Speakers at the press event said that President Biden has a good – even historic – record on environmental justice. But just this month, the administration announced $50 million in grant funding to expand the forest products industry – including wood energy markets.
“This is in direct conflict with your historic commitment to environmental justice,” said Danna Smith, executive director of the forest protection organization, the Dogwood Alliance. “Though burning wood as fuel for electricity is promoted as a climate-friendly renewable alternative to coal, nothing could be further from the truth. Hundreds of scientists have warned that burning wood to generate electricity releases more carbon than coal and will make climate change worse. Wood pellet mills also release toxic air pollutants that are known to cause serious respiratory and other life-threatening impacts. The clear-cutting of forests is stripping away natural flood protection for communities at a time when extreme flooding is getting worse. And now the wood pellet industry is gearing up for another phase of expansion – they’re planning to build an additional 12 mills across the South.”
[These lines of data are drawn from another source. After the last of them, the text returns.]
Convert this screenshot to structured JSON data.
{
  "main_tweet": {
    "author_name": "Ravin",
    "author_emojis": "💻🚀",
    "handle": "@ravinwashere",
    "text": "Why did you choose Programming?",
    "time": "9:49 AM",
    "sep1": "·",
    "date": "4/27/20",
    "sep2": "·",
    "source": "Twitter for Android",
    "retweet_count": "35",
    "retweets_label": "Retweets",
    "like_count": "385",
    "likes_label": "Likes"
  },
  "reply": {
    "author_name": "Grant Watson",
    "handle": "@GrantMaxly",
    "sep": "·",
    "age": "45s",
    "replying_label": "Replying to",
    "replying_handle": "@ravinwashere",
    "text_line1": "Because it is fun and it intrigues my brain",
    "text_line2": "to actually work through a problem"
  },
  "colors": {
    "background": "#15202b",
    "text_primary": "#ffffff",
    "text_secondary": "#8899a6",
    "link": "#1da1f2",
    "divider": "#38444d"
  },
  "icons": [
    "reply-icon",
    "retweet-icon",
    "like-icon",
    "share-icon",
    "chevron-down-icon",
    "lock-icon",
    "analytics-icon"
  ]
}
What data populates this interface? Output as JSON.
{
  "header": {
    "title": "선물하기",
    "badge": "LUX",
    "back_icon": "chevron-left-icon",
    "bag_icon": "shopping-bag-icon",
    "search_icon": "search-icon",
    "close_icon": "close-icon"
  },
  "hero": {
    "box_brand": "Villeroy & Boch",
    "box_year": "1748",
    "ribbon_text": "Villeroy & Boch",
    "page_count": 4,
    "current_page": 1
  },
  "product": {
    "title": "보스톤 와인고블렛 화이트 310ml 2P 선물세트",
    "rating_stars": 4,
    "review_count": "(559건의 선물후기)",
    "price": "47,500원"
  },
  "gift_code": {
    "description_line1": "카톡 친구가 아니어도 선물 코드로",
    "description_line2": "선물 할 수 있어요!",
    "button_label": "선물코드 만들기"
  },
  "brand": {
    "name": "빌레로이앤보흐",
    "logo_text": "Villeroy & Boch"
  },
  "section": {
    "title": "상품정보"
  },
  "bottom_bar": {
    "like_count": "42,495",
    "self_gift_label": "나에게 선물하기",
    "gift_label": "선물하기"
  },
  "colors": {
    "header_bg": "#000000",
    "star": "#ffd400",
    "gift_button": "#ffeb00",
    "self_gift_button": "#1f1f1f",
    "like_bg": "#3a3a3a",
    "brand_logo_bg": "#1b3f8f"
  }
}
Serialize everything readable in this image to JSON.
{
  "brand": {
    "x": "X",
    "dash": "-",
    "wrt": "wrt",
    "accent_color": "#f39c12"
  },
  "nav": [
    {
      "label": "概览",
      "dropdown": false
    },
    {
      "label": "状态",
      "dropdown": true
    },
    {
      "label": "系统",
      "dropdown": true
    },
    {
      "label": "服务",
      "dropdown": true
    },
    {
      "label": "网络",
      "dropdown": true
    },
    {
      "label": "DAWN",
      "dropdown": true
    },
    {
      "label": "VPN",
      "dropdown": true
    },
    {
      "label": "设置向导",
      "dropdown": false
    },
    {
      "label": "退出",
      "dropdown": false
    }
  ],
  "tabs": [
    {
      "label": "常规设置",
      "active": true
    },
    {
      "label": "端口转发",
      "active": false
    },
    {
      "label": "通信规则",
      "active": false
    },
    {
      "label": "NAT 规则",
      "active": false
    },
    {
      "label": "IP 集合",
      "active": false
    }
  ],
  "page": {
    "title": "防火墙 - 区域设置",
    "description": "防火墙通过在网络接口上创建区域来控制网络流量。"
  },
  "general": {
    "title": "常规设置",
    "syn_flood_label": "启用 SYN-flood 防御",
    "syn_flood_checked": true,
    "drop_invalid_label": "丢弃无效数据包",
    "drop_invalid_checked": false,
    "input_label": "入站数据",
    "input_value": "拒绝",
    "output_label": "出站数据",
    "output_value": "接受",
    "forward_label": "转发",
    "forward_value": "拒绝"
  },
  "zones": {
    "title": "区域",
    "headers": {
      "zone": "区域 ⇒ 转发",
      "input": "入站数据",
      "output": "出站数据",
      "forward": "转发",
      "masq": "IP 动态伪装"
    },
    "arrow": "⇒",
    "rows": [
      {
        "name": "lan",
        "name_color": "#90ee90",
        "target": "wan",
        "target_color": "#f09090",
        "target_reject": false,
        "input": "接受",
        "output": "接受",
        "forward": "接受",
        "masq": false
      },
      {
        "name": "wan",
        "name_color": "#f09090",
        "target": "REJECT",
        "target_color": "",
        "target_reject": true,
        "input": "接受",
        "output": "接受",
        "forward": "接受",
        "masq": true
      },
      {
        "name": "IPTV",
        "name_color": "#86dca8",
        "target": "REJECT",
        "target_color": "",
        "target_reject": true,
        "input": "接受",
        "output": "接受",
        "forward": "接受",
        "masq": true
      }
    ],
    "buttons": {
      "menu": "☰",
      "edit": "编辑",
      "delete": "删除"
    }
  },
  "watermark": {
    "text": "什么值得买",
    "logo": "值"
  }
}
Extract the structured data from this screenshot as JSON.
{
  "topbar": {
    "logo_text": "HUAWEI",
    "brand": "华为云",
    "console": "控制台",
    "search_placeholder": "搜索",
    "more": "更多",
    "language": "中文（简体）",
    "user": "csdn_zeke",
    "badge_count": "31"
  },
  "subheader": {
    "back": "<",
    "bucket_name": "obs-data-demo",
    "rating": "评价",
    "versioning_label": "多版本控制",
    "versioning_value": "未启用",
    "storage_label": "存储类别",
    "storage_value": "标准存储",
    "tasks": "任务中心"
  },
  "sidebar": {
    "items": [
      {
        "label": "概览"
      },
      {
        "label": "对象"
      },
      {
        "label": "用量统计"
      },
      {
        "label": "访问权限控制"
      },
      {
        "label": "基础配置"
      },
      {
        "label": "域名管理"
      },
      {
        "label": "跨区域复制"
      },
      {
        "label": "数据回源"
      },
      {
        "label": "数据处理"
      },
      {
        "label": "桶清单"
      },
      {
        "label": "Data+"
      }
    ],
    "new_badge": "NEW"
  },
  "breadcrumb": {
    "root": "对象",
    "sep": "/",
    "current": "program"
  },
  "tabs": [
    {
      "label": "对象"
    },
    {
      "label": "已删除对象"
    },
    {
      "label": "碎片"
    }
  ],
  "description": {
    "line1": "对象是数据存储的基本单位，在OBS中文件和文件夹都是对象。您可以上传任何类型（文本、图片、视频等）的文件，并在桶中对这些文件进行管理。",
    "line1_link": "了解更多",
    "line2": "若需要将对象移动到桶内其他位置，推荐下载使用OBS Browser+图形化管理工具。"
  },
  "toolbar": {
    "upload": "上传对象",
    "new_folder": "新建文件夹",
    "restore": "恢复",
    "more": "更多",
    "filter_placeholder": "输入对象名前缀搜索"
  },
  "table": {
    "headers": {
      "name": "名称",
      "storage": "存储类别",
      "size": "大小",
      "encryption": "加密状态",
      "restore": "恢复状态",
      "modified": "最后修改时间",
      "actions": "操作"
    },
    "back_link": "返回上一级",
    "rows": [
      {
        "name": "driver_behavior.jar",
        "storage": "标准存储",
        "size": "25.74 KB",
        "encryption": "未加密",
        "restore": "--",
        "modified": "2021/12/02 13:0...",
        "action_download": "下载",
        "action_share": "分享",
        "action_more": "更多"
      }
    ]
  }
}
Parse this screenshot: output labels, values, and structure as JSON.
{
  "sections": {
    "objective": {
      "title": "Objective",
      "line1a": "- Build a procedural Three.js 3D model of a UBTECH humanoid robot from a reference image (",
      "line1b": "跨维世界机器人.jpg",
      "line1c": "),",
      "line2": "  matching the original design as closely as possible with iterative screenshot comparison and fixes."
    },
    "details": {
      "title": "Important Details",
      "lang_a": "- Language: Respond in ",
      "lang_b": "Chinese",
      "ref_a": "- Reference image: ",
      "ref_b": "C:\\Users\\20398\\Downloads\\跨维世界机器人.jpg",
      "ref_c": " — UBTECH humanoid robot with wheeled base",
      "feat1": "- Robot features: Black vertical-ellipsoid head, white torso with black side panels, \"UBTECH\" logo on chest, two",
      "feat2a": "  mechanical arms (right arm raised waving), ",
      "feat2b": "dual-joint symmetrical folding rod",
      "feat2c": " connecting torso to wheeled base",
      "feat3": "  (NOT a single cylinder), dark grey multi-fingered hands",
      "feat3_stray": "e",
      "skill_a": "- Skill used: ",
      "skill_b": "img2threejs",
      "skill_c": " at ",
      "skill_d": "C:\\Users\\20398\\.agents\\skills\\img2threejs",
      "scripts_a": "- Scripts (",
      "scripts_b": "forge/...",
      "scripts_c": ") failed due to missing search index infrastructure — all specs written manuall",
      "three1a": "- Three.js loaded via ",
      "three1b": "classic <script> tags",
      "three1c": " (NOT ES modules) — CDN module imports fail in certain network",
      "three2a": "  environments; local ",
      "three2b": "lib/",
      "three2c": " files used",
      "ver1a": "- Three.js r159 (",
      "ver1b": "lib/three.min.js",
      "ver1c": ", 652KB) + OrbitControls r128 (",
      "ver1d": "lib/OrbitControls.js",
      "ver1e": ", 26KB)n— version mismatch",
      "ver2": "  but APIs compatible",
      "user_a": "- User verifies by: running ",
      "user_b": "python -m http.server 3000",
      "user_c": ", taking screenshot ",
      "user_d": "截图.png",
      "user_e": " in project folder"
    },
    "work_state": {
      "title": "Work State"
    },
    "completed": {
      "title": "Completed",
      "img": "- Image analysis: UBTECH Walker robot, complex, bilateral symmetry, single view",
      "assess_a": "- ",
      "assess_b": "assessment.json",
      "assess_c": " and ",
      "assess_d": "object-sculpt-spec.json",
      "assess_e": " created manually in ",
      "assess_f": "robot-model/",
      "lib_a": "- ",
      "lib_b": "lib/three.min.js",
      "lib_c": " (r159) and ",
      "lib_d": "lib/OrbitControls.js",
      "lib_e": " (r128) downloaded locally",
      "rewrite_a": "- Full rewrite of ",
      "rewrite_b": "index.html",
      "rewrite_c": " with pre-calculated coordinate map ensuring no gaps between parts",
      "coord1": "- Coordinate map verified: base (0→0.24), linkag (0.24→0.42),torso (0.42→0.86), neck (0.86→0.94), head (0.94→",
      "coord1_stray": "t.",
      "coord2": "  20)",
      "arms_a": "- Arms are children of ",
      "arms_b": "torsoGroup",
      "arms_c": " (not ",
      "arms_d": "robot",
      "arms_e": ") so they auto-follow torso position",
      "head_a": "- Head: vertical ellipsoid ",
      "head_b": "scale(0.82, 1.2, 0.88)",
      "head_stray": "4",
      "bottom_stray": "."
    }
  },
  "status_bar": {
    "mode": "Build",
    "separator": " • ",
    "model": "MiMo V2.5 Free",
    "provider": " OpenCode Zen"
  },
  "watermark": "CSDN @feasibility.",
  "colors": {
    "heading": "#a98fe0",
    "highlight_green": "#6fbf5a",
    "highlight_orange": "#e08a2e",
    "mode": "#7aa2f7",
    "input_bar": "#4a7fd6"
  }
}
Recent announcements have been made about plans for two wood pellet mills in Adel, one off of Highway 41 south of Adel and one at the former Weyerhaeuser/SierraPine plant.
At the press conference, representatives of frontline communities detailed how wood pellet mills affect their health, their homes, and their daily lives. North Carolina speakers remarked about issues with noise, dust, and traffic pollution. They spoke about such health problems as asthma, headaches, nosebleeds, and respiratory issues. They urged President Biden to put stricter regulations on the biomass industry and install air monitors in communities so citizens can monitor air quality themselves.
“Clean air is a human right. It’s a civil right. We are suffering in silence while being poisoned in plain sight,” said Dr. Treva Gear with Concerned Citizens of Cook County. “Biomass is not carbon neutral, and it’s not clean or green. I’m asking President Biden to stop the designation of woody biomass as carbon neutral, because it’s not.”
After the press conference, the participants sent a virtual petition to Enviva, the largest wood-pellet producer in the world. The petition calls on the company to stop logging Southern forests and “stop polluting Southern communities,” according to Dogwood Alliance.